If a bacterial infection develops from scratching the itch, antibiotics may be prescribed. Treating flea bites can also include measures to prevent future bites. This may include treating pets for fleas, washing and drying bedding regularly, and vacuuming furniture and areas where pets usually sit.
Flea control and eradication
The best way to combat an existing flea infestation or to prevent a re-infestation is to use a multi-faceted approach. This can include the use of pest sprays or foggers, vacuuming, and frequent cleaning. In some cases, insecticides may be required to get rid of a particularly stubborn infestation, but this should be a last resort. Fleas can be difficult to eradicate completely, but with the right combination of treatments, they can be kept under control.

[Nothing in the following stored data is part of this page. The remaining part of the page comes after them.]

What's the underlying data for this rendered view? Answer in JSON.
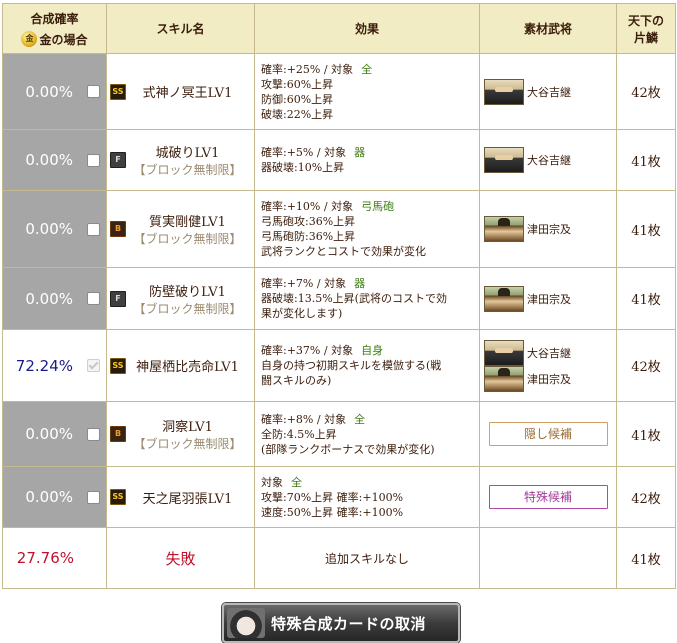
{
  "header": {
    "rate_title": "合成確率",
    "rate_sub": "金の場合",
    "coin_icon_text": "金",
    "skill": "スキル名",
    "effect": "効果",
    "material": "素材武将",
    "shard_line1": "天下の",
    "shard_line2": "片鱗"
  },
  "rows": [
    {
      "rate": "0.00%",
      "enabled": false,
      "checked": false,
      "rank": "SS",
      "name": "式神ノ冥王LV1",
      "sub": "",
      "effect_l1": "確率:+25% / 対象",
      "target": "全",
      "effect_rest": [
        "攻撃:60%上昇",
        "防御:60%上昇",
        "破壊:22%上昇"
      ],
      "materials": [
        {
          "name": "大谷吉継"
        }
      ],
      "tag": "",
      "count": "42枚"
    },
    {
      "rate": "0.00%",
      "enabled": false,
      "checked": false,
      "rank": "F",
      "name": "城破りLV1",
      "sub": "【ブロック無制限】",
      "effect_l1": "確率:+5% / 対象",
      "target": "器",
      "effect_rest": [
        "器破壊:10%上昇"
      ],
      "materials": [
        {
          "name": "大谷吉継"
        }
      ],
      "tag": "",
      "count": "41枚"
    },
    {
      "rate": "0.00%",
      "enabled": false,
      "checked": false,
      "rank": "B",
      "name": "質実剛健LV1",
      "sub": "【ブロック無制限】",
      "effect_l1": "確率:+10% / 対象",
      "target": "弓馬砲",
      "effect_rest": [
        "弓馬砲攻:36%上昇",
        "弓馬砲防:36%上昇",
        "武将ランクとコストで効果が変化"
      ],
      "materials": [
        {
          "name": "津田宗及"
        }
      ],
      "tag": "",
      "count": "41枚"
    },
    {
      "rate": "0.00%",
      "enabled": false,
      "checked": false,
      "rank": "F",
      "name": "防壁破りLV1",
      "sub": "【ブロック無制限】",
      "effect_l1": "確率:+7% / 対象",
      "target": "器",
      "effect_rest": [
        "器破壊:13.5%上昇(武将のコストで効",
        "果が変化します)"
      ],
      "materials": [
        {
          "name": "津田宗及"
        }
      ],
      "tag": "",
      "count": "41枚"
    },
    {
      "rate": "72.24%",
      "enabled": true,
      "checked": true,
      "rank": "SS",
      "name": "神屋栖比売命LV1",
      "sub": "",
      "effect_l1": "確率:+37% / 対象",
      "target": "自身",
      "effect_rest": [
        "自身の持つ初期スキルを模倣する(戦",
        "闘スキルのみ)"
      ],
      "materials": [
        {
          "name": "大谷吉継"
        },
        {
          "name": "津田宗及"
        }
      ],
      "tag": "",
      "count": "42枚"
    },
    {
      "rate": "0.00%",
      "enabled": false,
      "checked": false,
      "rank": "B",
      "name": "洞察LV1",
      "sub": "【ブロック無制限】",
      "effect_l1": "確率:+8% / 対象",
      "target": "全",
      "effect_rest": [
        "全防:4.5%上昇",
        "(部隊ランクボーナスで効果が変化)"
      ],
      "materials": [],
      "tag": "隠し候補",
      "tag_kind": "hid",
      "count": "41枚"
    },
    {
      "rate": "0.00%",
      "enabled": false,
      "checked": false,
      "rank": "SS",
      "name": "天之尾羽張LV1",
      "sub": "",
      "effect_l1": "対象",
      "target": "全",
      "effect_rest": [
        "攻撃:70%上昇  確率:+100%",
        "速度:50%上昇  確率:+100%"
      ],
      "materials": [],
      "tag": "特殊候補",
      "tag_kind": "spe",
      "count": "42枚"
    }
  ],
  "fail_row": {
    "rate": "27.76%",
    "label": "失敗",
    "effect": "追加スキルなし",
    "count": "41枚"
  },
  "footer": {
    "cancel_label": "特殊合成カードの取消"
  }
}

How to rid your home of fleas
There are a number of things that can be done to rid your home of fleas. This can include using insecticides, vacuuming, and thoroughly cleaning your home. Fleas can lay eggs in many places in your home, so it is important to thoroughly clean everything. This includes carpets, upholstery, bedding, and even pet beds.
Fleas can also be found in many different areas outside the home, including grass and other plants. One of the most effective ways to rid your home of fleas is to treat your yard. Sprays and insecticides can be used to get rid of fleas in your yard and prevent them from entering your home.
Flea prevention tips
The best way to prevent fleas is to take preventative measures year-round. This can include keeping pets indoors, treating pets for fleas, cleaning, vacuuming, and regularly grooming pets. It is also important to avoid bringing fleas into the home in the first place. This can be done by following the “three D’s”: dirt, drugs, and dogs. The dirt in your yard should be kept clean by removing leaves, grass clippings, and other debris. Drugs can be used to treat pets for fleas. Dogs can help to prevent fleas by acting as a natural flea deterrent.
Alternative flea treatments
While insecticides are often used to treat fleas, there are a number of other ways to get rid of fleas. This can include using natural repellents like cayenne pepper or eucalyptus oil. Sprays can also be used in the yard to prevent fleas from entering the home.
Combs and brushes can be used to comb fleas out of pets’ fur, and vacuums can be used to thoroughly clean carpets, upholstery, and other indoor areas. There are also a number of traditional home remedies that can be used to treat fleas. These include the use of baking soda and cornmeal. These can be placed in areas where fleas are likely to gather, such as under pet beds.